La bouche, première portion de l'appareil digestif, en est
la partie la plus facile à examiner, surtout si le malade sait ouvrir largement
la bouche, au besoin en tirant et en maintenant la langue saisie avec un
mouchoir, ce qui évite bien souvent l'emploi de l'abaisse-langue, qui effraie
toujours les enfants.
La bouche et surtout la langue présentent des signes dans
beaucoup de maladies, aussi le geste de faire tirer la langue et d'ouvrir la
bouche fait toujours partie d'une première consultation ; l'examen même
sommaire apporte des renseignements qui vont aussitôt faire chercher quelque
affection du système digestif.
Envisageons ici simplement les affections locales de la
bouche, dont on décrit de nombreuses variétés.
La stomatite aiguë ou catarrhale est caractérisée
par la rougeur et la congestion de la muqueuse buccale ; le début est
généralement rapide, sans troubles généraux. Le malade se plaint de la
sécheresse de la bouche, très rarement de salivation exagérée ; la
mastication et la déglutition sont douloureuses ; on constate très souvent
un engorgement des glandes salivaires ou des ganglions sous-maxillaires ;
il peut apparaître de la fièvre, généralement légère ; la gêne de la
mastication et de la déglutition entraîne l'inappétence.
Parmi les causes, on invoque l'abus de condiments irritants
comme le poivre, le piment, l'usage excessif du tabac, l'absorption de liquides
trop chauds et des troubles de dentition.
Le traitement local se résume en lavages de bouche, de
gargarismes avec une solution légèrement antiseptique ; solution de
liqueur de Labarraque (une cuillerée à soupe pour un verre d'eau tiède) ou eau
iodée (quelques gouttes de teinture d'iode dans un verre d'eau).
La stomatite ulcéro-membraneuse peut être considérée
comme une forme plus intense de la forme précédente.
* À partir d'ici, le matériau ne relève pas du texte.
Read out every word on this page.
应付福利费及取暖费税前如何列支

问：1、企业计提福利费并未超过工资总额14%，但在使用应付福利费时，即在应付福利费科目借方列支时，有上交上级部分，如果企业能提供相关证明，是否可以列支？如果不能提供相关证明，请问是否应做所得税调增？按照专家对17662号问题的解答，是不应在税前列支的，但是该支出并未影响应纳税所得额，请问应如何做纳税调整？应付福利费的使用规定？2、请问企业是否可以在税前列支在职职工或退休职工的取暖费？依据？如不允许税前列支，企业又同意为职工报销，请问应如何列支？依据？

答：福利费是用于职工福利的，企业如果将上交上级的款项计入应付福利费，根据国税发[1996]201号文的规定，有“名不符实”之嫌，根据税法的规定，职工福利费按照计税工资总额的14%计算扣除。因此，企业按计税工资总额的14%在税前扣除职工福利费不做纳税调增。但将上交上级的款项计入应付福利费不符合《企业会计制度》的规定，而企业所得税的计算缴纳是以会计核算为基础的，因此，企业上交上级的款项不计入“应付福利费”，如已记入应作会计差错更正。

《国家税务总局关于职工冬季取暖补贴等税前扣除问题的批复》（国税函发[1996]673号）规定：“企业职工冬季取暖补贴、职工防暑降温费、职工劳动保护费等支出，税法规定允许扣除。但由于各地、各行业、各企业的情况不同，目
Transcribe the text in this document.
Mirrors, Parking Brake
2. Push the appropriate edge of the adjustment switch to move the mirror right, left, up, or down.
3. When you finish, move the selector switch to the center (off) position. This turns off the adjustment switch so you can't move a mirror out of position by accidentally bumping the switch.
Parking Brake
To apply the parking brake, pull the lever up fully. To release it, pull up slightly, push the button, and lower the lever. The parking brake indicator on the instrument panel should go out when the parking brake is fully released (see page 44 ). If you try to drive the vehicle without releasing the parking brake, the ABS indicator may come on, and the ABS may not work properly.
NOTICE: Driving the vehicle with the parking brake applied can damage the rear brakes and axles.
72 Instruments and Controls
Comme l'indique son nom,
cette forme s'accompagne d'ulcérations de la muqueuse en partie recouvertes
d'un enduit plus ou moins épais, plus ou moins adhérent, prenant l'apparence de
fausses membranes qui obligent à faire le diagnostic avec une affection
diphtérique ou des plaques muqueuses. Les ulcérations sont souvent causées par
des dents cariées ou par l'irritation d'un appareil de prothèse.
Les symptômes sont généralement plus intenses que dans la
forme aiguë simple, et il est des cas de contagion prenant l'allure épidémique
(dans les pensionnats ou chez les jeunes recrues).
Les lavages de bouche sont toujours indiqués comme dans la
forme précédente ; on emploie beaucoup le chlorate de potasse (qui forme
une sorte de gargarisme sec), et il est souvent indiqué de toucher les
ulcérations avec un collutoire : bleu de méthylène à 1p. 100, de néo-salvarsan
glycériné, plus rarement, en cautérisations avec de l'acide chromique à 5 p. 100.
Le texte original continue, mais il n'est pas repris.